Monday, June 13, 2011
A Housekeeping Post. I Recommend Reading It.
I took this weekend off because I was exhausted. So I went to the seaside and the sea decided to storm and rain on me for two days, all gray and frowning, and I had packed only hot weather clothes and the tourist shops do not sell tube socks but I did find a two-dollar sweatshirt with a silly picture in the front and my very skeleton turned icy and my muscles seaweedish but damn I WAS going to have a break and wasn't this such fun! Not distinguishing between the rain and my dripping nose was fun and the splish-splosh sound of my wet sandals was fun and the sneezes were ejaculations of pure joy at this freedom break.
Though the place did make a mean coffee with extra espresso beans thrown in. Being an east-coast elitist power-holder I naturally appreciated that while discussing the different flavors of imported olive oil from isolated farms where virginal young men are carried until the harvest is ready for stomping. That's the first time they are allowed to set their velvety feet on anything! Only that oil is worth buying, as we elitists so very well know, while pushing the heads of ordinary Murkans under the olive mash. With our sheer power.
OK. The virginal young men were made up but this is not: On the way back in a small town where people were having lunch after church I sat near a grandmother with three smallish children, two girls and a boy. The children were discussing their favorite colors, one girl said "green", the boy said "red." The grandmother intervened: "Well, boys usually like brown." Of such small strokes is our reality made. Loving strokes they are, strokes meant to educate and help. And in such small ways we return from mini-vacations back to the everyday life.
Talking of everyday life:
1. From now on, the rules of these comments threads will be administered more stringently. I will remove nasty personal statements without explanation and repeated offenders will be banned. Trolls are still kept banned as has been the case.
2. What someone writes in the comments threads is NOT the same as my opinions or the opinions of everyone who comments there. Do NOT generalize in inappropriate ways.

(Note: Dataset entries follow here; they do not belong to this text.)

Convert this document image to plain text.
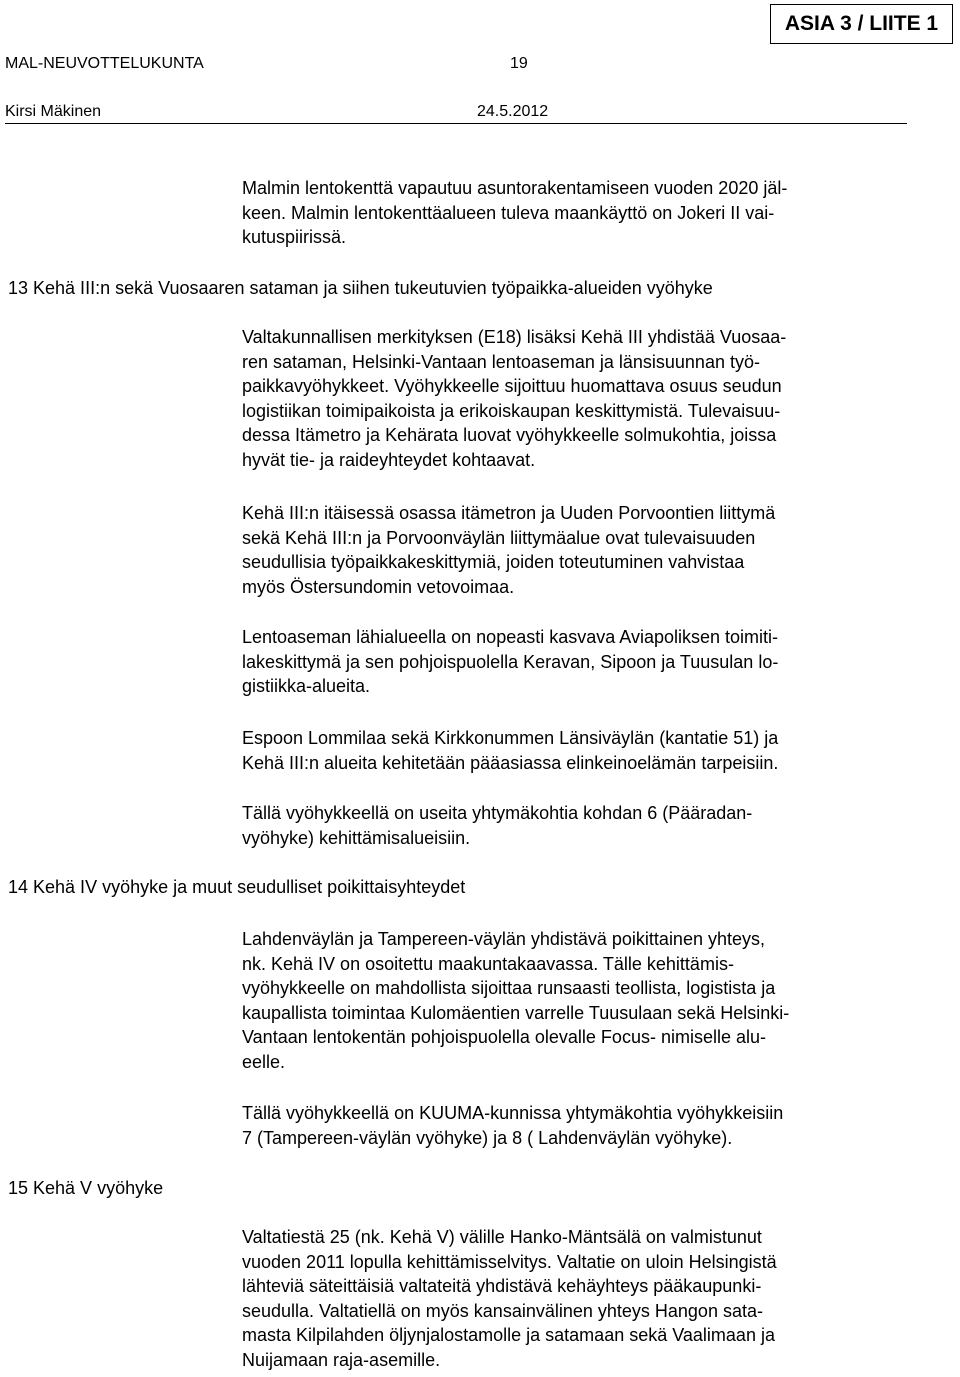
ASIA 3 / LIITE 1
MAL-NEUVOTTELUKUNTA	19
Kirsi Mäkinen	24.5.2012
Malmin lentokenttä vapautuu asuntorakentamiseen vuoden 2020 jäl-
keen. Malmin lentokenttäalueen tuleva maankäyttö on Jokeri II vai-
kutuspiirissä.
13 Kehä III:n sekä Vuosaaren sataman ja siihen tukeutuvien työpaikka-alueiden vyöhyke
Valtakunnallisen merkityksen (E18) lisäksi Kehä III yhdistää Vuosaa-
ren sataman, Helsinki-Vantaan lentoaseman ja länsisuunnan työ-
paikkavyöhykkeet. Vyöhykkeelle sijoittuu huomattava osuus seudun
logistiikan toimipaikoista ja erikoiskaupan keskittymistä. Tulevaisuu-
dessa Itämetro ja Kehärata luovat vyöhykkeelle solmukohtia, joissa
hyvät tie- ja raideyhteydet kohtaavat.
Kehä III:n itäisessä osassa itämetron ja Uuden Porvoontien liittymä
sekä Kehä III:n ja Porvoonväylän liittymäalue ovat tulevaisuuden
seudullisia työpaikkakeskittymiä, joiden toteutuminen vahvistaa
myös Östersundomin vetovoimaa.
Lentoaseman lähialueella on nopeasti kasvava Aviapoliksen toimiti-
lakeskittymä ja sen pohjoispuolella Keravan, Sipoon ja Tuusulan lo-
gistiikka-alueita.
Espoon Lommilaa sekä Kirkkonummen Länsiväylän (kantatie 51) ja
Kehä III:n alueita kehitetään pääasiassa elinkeinoelämän tarpeisiin.
Tällä vyöhykkeellä on useita yhtymäkohtia kohdan 6 (Pääradan-
vyöhyke) kehittämisalueisiin.
14 Kehä IV vyöhyke ja muut seudulliset poikittaisyhteydet
Lahdenväylän ja Tampereen-väylän yhdistävä poikittainen yhteys,
nk. Kehä IV on osoitettu maakuntakaavassa. Tälle kehittämis-
vyöhykkeelle on mahdollista sijoittaa runsaasti teollista, logistista ja
kaupallista toimintaa Kulomäentien varrelle Tuusulaan sekä Helsinki-
Vantaan lentokentän pohjoispuolella olevalle Focus- nimiselle alu-
eelle.
Tällä vyöhykkeellä on KUUMA-kunnissa yhtymäkohtia vyöhykkeisiin
7 (Tampereen-väylän vyöhyke) ja 8 ( Lahdenväylän vyöhyke).
15 Kehä V vyöhyke
Valtatiestä 25 (nk. Kehä V) välille Hanko-Mäntsälä on valmistunut
vuoden 2011 lopulla kehittämisselvitys. Valtatie on uloin Helsingistä
lähteviä säteittäisiä valtateitä yhdistävä kehäyhteys pääkaupunki-
seudulla. Valtatiellä on myös kansainvälinen yhteys Hangon sata-
masta Kilpilahden öljynjalostamolle ja satamaan sekä Vaalimaan ja
Nuijamaan raja-asemille.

3. My co-bloggers have quite a bit of freedom in the topics they choose. I may or I may not agree with their views on any particular post. Sometimes I comment on those posts, sometimes I have used the opportunity for a break to actually take one. All my co-bloggers know that this is a mostly feminists blog in subject matter and that what they write should not be sexist, racist etcetera. I believe that having co-bloggers enhances this blog by introducing issues that I might not tackle because I don't have the experiences or the training they have or simply because different individuals focus on different topics. Even controversial topics (such as the one debated this weekend) can clarify our thinking and tug it wider or make it clearer.
4. What does it mean to run a feminist blog? Or mostly feminist blog in the subject matter sense (as my co-bloggers and I also cover general political and health care issues)? There are several different types of feminist blogs in the Internet, partly reflecting basic theoretical differences, and to some extent I have tried to fill a few gaps with this blog.
For instance, I don't write as much on questions of sexuality because other blogs cover that topic in great detail. On the other hand, I write more on labor questions because they are less comprehensively covered. I also focus on gender research because some of it appears to be motivated by misogyny and few blogs write on it on a continuous basis.
In another sense, feminist blogs can be movement blogs or thought blogs. This blog is the latter, simply because that's where my preferences and strengths might be. I do hand out action alerts and react to news but I have no special openings to either and I am not made out of the ingredients a real activist needs.
The final distinction is the one that cropped up over the weekend, and it has to do with the question of what might be expected from a blog that is mostly about feminism. Should it be a safe place? Should it be a place where people argue it out with lots of energy? Both? Can it be both?
I have battled with these questions many times, inside the dark chambers of my head, and though I still don't know the correct answer, my approach seems to have developed into a half-way type house. The basic rule is that women are people, too, as some old-time feminist stated. But I cover topics on misogyny and violence and I also cover the kind of research which argues that girls are born lesser beings.
In that sense this blog cannot be a safe space. Both types of sites are needed, in my view. I'm not sure if one site can perform both roles equally well. If we are going to analyze questions and debate them, negative energies will awaken. The debate is good, however, because of the sunlight-and-fresh-air aspect. And the learning.
At the same time, not all debate is going to lead to improvements in understanding, and not all debaters engage in debates for that reason. Hence the need for some types of basic rules, including those I wrote above but not necessarily limited to them.
When I first started blogging I believed that every debate was worthwhile and sometimes spent eons going around in those silly circles with a thinking-type of a misogynist.
You may know what I'm talking about. It's the sort of thing where argument A is presented, you demolish it, then argument B replaces it, you address it, then argument C comes along, you spend hours getting evidence against it, then, suddenly, you are back with argument A and you are older!
I'm not always right, of course (says she, modestly), but there are professional arguers who carry out the circular scenario I have outlined there, and except for the possible lurkers the game is not worth engaging in.
All this is a very long way to state my current opinion about the role this blog might play and about the role of the debates it might elicit. I invite you to share your ideas in the comments of this post.